S’il n’est pas sorti indemne de la case « Smile », Van Dyke Parks s’est donc fait un nom comme producteur, arrangeur et chef d’orchestre quasi-symphonique des plus grandes pointures de la Pop jusqu’à aujourd’hui : Randy Newman, Tim Buckley, Frank Zappa, Ry Cooder, Rufus Wainwright, Joanna Newsom…n’en jetez plus ! On se demande avec qui Parky n’a pas travaillé au cours de ces quatre dernières décennies.
Assurément, Les Beatles. Ce « fléau » de la british invasion, que Parks snobait ouvertement. Les Stones ? Pas glop, trop rock. Le reste de la pop anglo-saxonne des années 60 ? Pas la tasse de thé de cet obsédé de musique populaire des années 30. Abandonnant la lumière des sunlights californiens, le natif du Mississippi s’est donc épanoui dans l’ombre des studios jusqu’à devenir une petite légende underground… Il signe d’abord pour Disney le refrain culte du Livre de la Jungle : « Il en faut peu pour être heureux » ! « Mon premier job dans ce milieu de voyou », dira Parks. Puis, en 1968, la Warner mise gros sur son premier album « Song Cycle » en pariant sur le succès qu’aurait du avoir « Smile ». Les influences de Parks y sont savamment mélangées: country, jazz, chansons vintage de son enfance, musique classique savante, arrangements baroques, chant d’oiseaux et bribes de muzak… On a affaire à un véritable palais faste, orchestré par plus de soixante dix musiciens, où tout n’est qu’émerveillement et beauté. Sur cet album conçu comme une réflexion autour du mythe de l’Eden californien, entre reprise (Colours de Donovan) et composition signée Randy Newman (Vine Street), l’arrangeur mégalomane invente sa propre langue, qui traduit une vision kaléidoscopique de la musique populaire américaine. Une excellente entrée en matière à l’univers baroque de ce sorcier du son, mais trop sophistiquée et pas assez psychédélique pour l’oreille moyenne de l’époque. L’album sera un flop commercial.
Avec « Songs Cycled », Van Dyke Parks reprend l’ouvrage là où il l’avait laissé il y a 45 ans.
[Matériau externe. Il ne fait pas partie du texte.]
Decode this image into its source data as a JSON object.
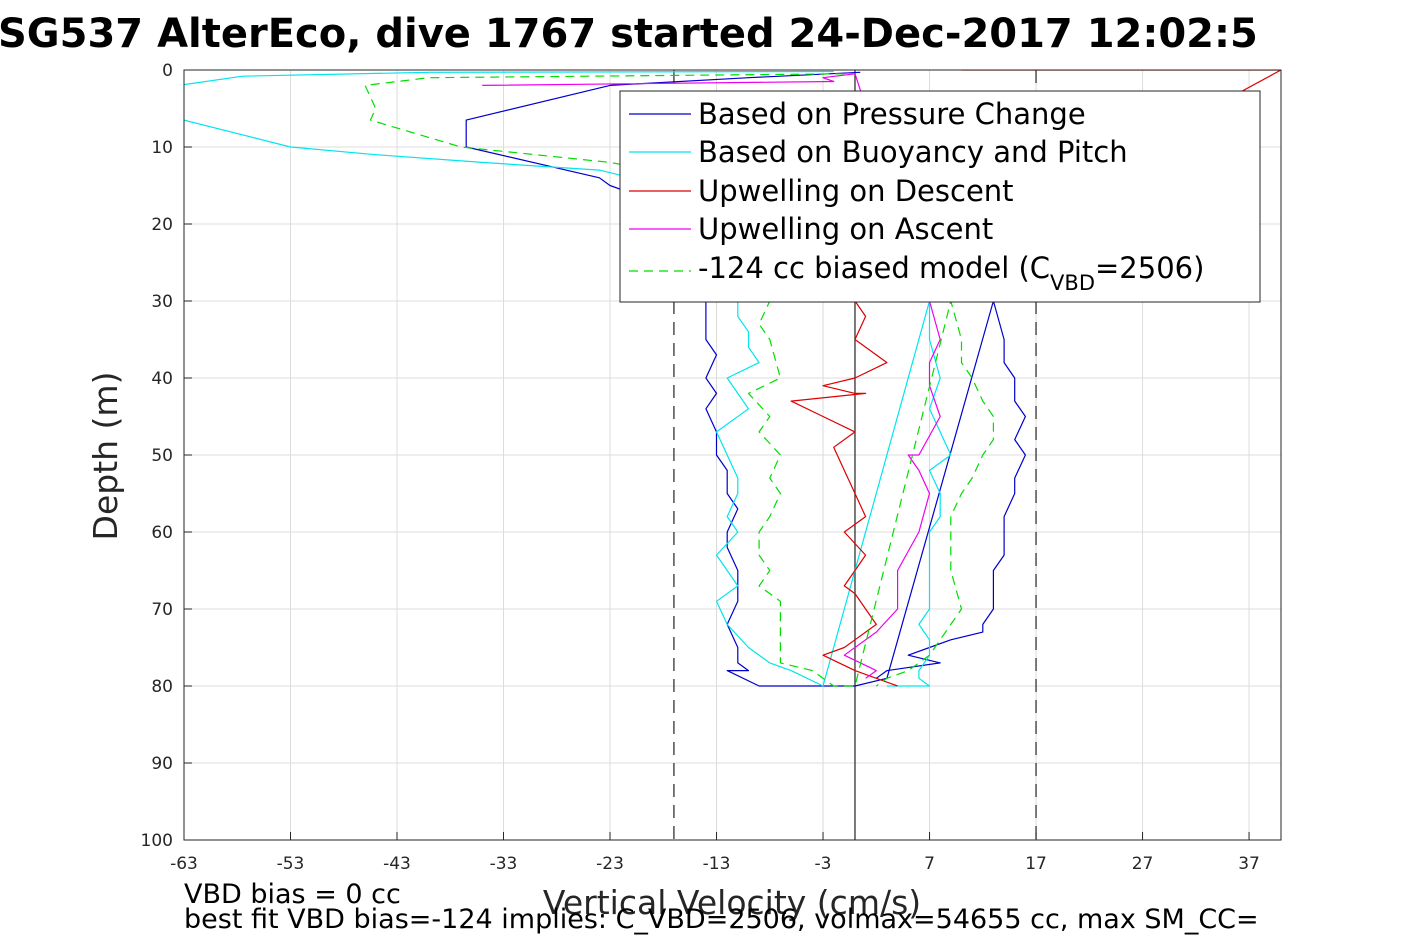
{
  "chart_data": {
    "type": "line",
    "title": "SG537 AlterEco, dive 1767 started 24-Dec-2017 12:02:5",
    "xlabel": "Vertical Velocity (cm/s)",
    "ylabel": "Depth (m)",
    "xlim": [
      -63,
      40
    ],
    "ylim": [
      0,
      100
    ],
    "y_reversed": true,
    "grid": true,
    "x_ticks": [
      "-63",
      "-53",
      "-43",
      "-33",
      "-23",
      "-13",
      "-3",
      "7",
      "17",
      "27",
      "37"
    ],
    "x_tick_values": [
      -63,
      -53,
      -43,
      -33,
      -23,
      -13,
      -3,
      7,
      17,
      27,
      37
    ],
    "y_ticks": [
      "0",
      "10",
      "20",
      "30",
      "40",
      "50",
      "60",
      "70",
      "80",
      "90",
      "100"
    ],
    "y_tick_values": [
      0,
      10,
      20,
      30,
      40,
      50,
      60,
      70,
      80,
      90,
      100
    ],
    "vertical_lines": [
      {
        "x": -17,
        "style": "dashed",
        "color": "#333333"
      },
      {
        "x": 0,
        "style": "solid",
        "color": "#333333"
      },
      {
        "x": 17,
        "style": "dashed",
        "color": "#333333"
      }
    ],
    "legend_position": "top-right",
    "legend": [
      {
        "label": "Based on Pressure Change",
        "color": "#0000cc",
        "dash": "solid"
      },
      {
        "label": "Based on Buoyancy and Pitch",
        "color": "#00e5ee",
        "dash": "solid"
      },
      {
        "label": "Upwelling on Descent",
        "color": "#dd0000",
        "dash": "solid"
      },
      {
        "label": "Upwelling on Ascent",
        "color": "#ee00ee",
        "dash": "solid"
      },
      {
        "label_main": "-124 cc biased model (C",
        "label_sub": "VBD",
        "label_tail": "=2506)",
        "color": "#00dd00",
        "dash": "dashed"
      }
    ],
    "series": [
      {
        "name": "Based on Pressure Change",
        "color": "#0000cc",
        "dash": "solid",
        "x": [
          0.5,
          -10,
          -23,
          -36.5,
          -36.5,
          -24,
          -23,
          -21,
          -20,
          -14,
          -14,
          -13,
          -14,
          -13,
          -14,
          -13,
          -13,
          -12,
          -12,
          -11,
          -12,
          -12,
          -11,
          -11,
          -11,
          -12,
          -11,
          -11,
          -10,
          -12,
          -9,
          -2,
          0,
          3,
          13,
          14,
          14,
          15,
          15,
          16,
          15,
          16,
          15,
          15,
          14,
          14,
          14,
          13,
          13,
          13,
          12,
          12,
          9,
          7,
          5,
          8,
          3,
          2
        ],
        "y": [
          0.3,
          1,
          2,
          6.5,
          10,
          14,
          15,
          16,
          18,
          30,
          35,
          37,
          40,
          42,
          44,
          47,
          50,
          52,
          55,
          57,
          60,
          62,
          65,
          67,
          69,
          72,
          75,
          77,
          78,
          78,
          80,
          80,
          80,
          79,
          30,
          35,
          38,
          40,
          43,
          45,
          48,
          50,
          53,
          55,
          58,
          60,
          63,
          65,
          68,
          70,
          72,
          73,
          74,
          75,
          76,
          77,
          78,
          79
        ]
      },
      {
        "name": "Based on Buoyancy and Pitch",
        "color": "#00e5ee",
        "dash": "solid",
        "x": [
          -2,
          -40,
          -57.5,
          -63.5,
          -64,
          -63,
          -53,
          -45,
          -35,
          -24,
          -21,
          -11,
          -11,
          -10,
          -10,
          -9,
          -12,
          -11,
          -10,
          -13,
          -12,
          -11,
          -11,
          -12,
          -11,
          -13,
          -12,
          -11,
          -13,
          -12,
          -10,
          -8,
          -6,
          -3,
          7,
          7,
          8,
          7,
          9,
          7,
          8,
          8,
          7,
          7,
          7,
          6,
          7,
          7,
          6,
          6,
          7,
          5,
          3
        ],
        "y": [
          0.2,
          0.3,
          0.8,
          2,
          5,
          6.5,
          10,
          11,
          12,
          13,
          14,
          30,
          32,
          34,
          36,
          38,
          40,
          42,
          44,
          47,
          50,
          53,
          55,
          58,
          60,
          63,
          65,
          67,
          69,
          72,
          75,
          77,
          78,
          80,
          30,
          35,
          40,
          44,
          50,
          52,
          55,
          58,
          60,
          65,
          70,
          72,
          74,
          76,
          78,
          79,
          80,
          80,
          80
        ]
      },
      {
        "name": "Upwelling on Descent",
        "color": "#dd0000",
        "dash": "solid",
        "x": [
          10,
          40,
          0,
          1,
          0,
          2,
          3,
          0,
          -3,
          0,
          1,
          -6,
          -3,
          0,
          -2,
          -1,
          0,
          1,
          -1,
          1,
          0,
          -1,
          0,
          1,
          2,
          0,
          -1,
          -3,
          0,
          2,
          4
        ],
        "y": [
          0,
          0,
          30,
          32,
          35,
          37,
          38,
          40,
          41,
          42,
          42,
          43,
          45,
          47,
          49,
          52,
          55,
          58,
          60,
          63,
          65,
          67,
          68,
          70,
          72,
          74,
          75,
          76,
          78,
          79,
          80
        ]
      },
      {
        "name": "Upwelling on Ascent",
        "color": "#ee00ee",
        "dash": "solid",
        "x": [
          -35,
          -2,
          -3,
          0,
          7,
          8,
          7,
          7,
          8,
          6,
          5,
          6,
          7,
          6,
          4,
          4,
          4,
          2,
          -1,
          2,
          1
        ],
        "y": [
          2,
          1.5,
          1,
          0.5,
          30,
          35,
          38,
          41,
          45,
          50,
          50,
          52,
          55,
          60,
          65,
          68,
          70,
          73,
          76,
          78,
          79
        ]
      },
      {
        "name": "-124 cc biased model",
        "color": "#00dd00",
        "dash": "dashed",
        "x": [
          -1,
          -40,
          -46,
          -45,
          -45.5,
          -37,
          -23,
          -15,
          -8,
          -9,
          -8,
          -7,
          -10,
          -8,
          -9,
          -7,
          -8,
          -7,
          -8,
          -9,
          -9,
          -8,
          -9,
          -7,
          -7,
          -7,
          -7,
          -4,
          -2,
          0,
          9,
          10,
          10,
          11,
          12,
          13,
          13,
          12,
          11,
          10,
          9,
          9,
          9,
          10,
          9,
          8,
          7,
          5,
          3,
          2
        ],
        "y": [
          0.5,
          1,
          2,
          5,
          6.5,
          10,
          12,
          14,
          30,
          33,
          35,
          40,
          42,
          45,
          47,
          50,
          53,
          55,
          58,
          60,
          63,
          65,
          67,
          69,
          72,
          75,
          77,
          78,
          80,
          80,
          30,
          35,
          38,
          40,
          43,
          45,
          48,
          50,
          53,
          55,
          58,
          60,
          65,
          70,
          72,
          74,
          76,
          78,
          79,
          80
        ]
      }
    ]
  },
  "legend_labels": {
    "l1": "Based on Pressure Change",
    "l2": "Based on Buoyancy and Pitch",
    "l3": "Upwelling on Descent",
    "l4": "Upwelling on Ascent",
    "l5_main": "-124 cc biased model (C",
    "l5_sub": "VBD",
    "l5_tail": "=2506)"
  },
  "footer": {
    "line1": "VBD bias = 0 cc",
    "line2": "best fit VBD bias=-124 implies: C_VBD=2506, volmax=54655 cc, max SM_CC="
  }
}
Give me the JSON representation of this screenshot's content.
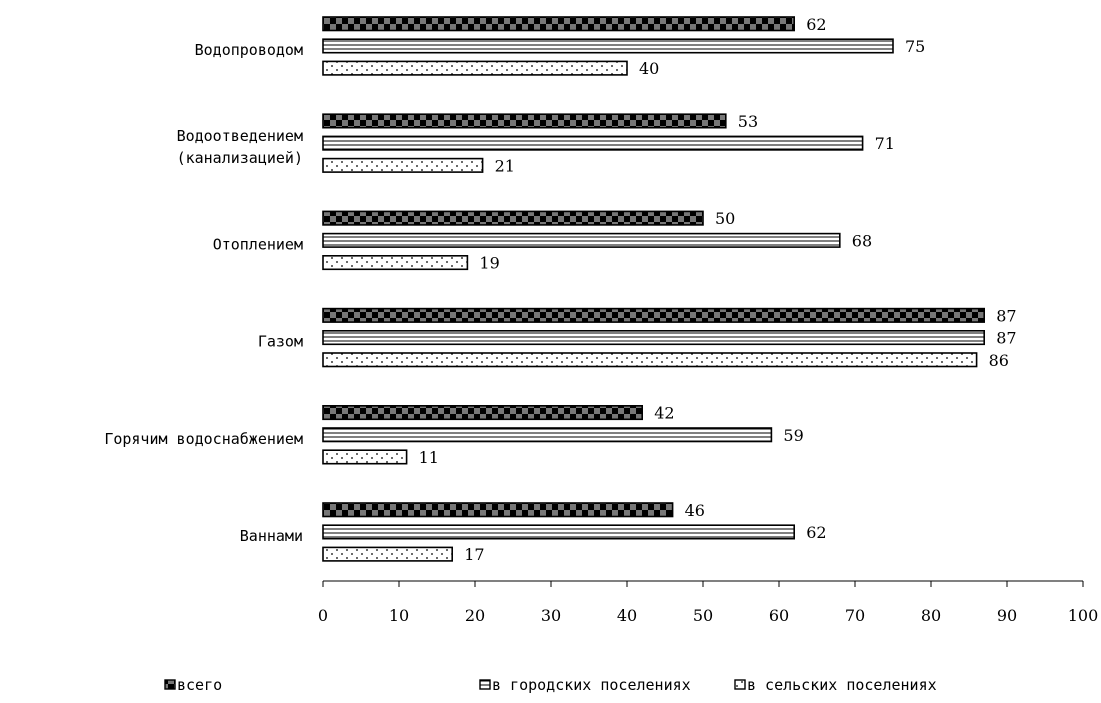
{
  "chart_data": {
    "type": "bar",
    "orientation": "horizontal",
    "categories": [
      [
        "Водопроводом"
      ],
      [
        "Водоотведением",
        "(канализацией)"
      ],
      [
        "Отоплением"
      ],
      [
        "Газом"
      ],
      [
        "Горячим  водоснабжением"
      ],
      [
        "Ваннами"
      ]
    ],
    "series": [
      {
        "name": "всего",
        "values": [
          62,
          53,
          50,
          87,
          42,
          46
        ]
      },
      {
        "name": "в городских поселениях",
        "values": [
          75,
          71,
          68,
          87,
          59,
          62
        ]
      },
      {
        "name": "в сельских поселениях",
        "values": [
          40,
          21,
          19,
          86,
          11,
          17
        ]
      }
    ],
    "xlim": [
      0,
      100
    ],
    "xticks": [
      0,
      10,
      20,
      30,
      40,
      50,
      60,
      70,
      80,
      90,
      100
    ],
    "grid": false,
    "legend_position": "bottom",
    "data_labels": true
  }
}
A ce stade on se demande logiquement si le syndrome « Smile » n’aurait pas rattrapé le bonhomme. Parks aurait pu rester bloqué éternellement à la case Wilson, damné comme ce pauvre Sean O’Hagan des High Llamas, dont tous les albums tournent en boucle monomaniaque autour du monument « Pet Sounds ». « J’ai été victime des bouffonneries de Brian Wilson », reconnait d’ailleurs l’intéressé dans une récente interview au Guardian. Manifestement, Van Dyke, un peu hypocrite sur les bords puisqu’il fournissait sa came à Wilson à l’époque de « Smile », s’en est bien remis et assume ici ses obsessions musicales personnelles : « Je n’arrête jamais de travailler, j’ai longtemps arrangé la musique des autres et honnêtement j’adore ça. J’aime bien être invisible, je suis un mâle Bêta qui fait comme si il était un Alpha ». Ultra-rétro, la pochette montrant les gambettes d’une donzelle à vélo semble tout droit sortie d’une réclame art déco des années 30. De fait, le disque est un collage résolument passéiste de morceaux de l’époque recyclés, de reprises et de nouvelles compositions.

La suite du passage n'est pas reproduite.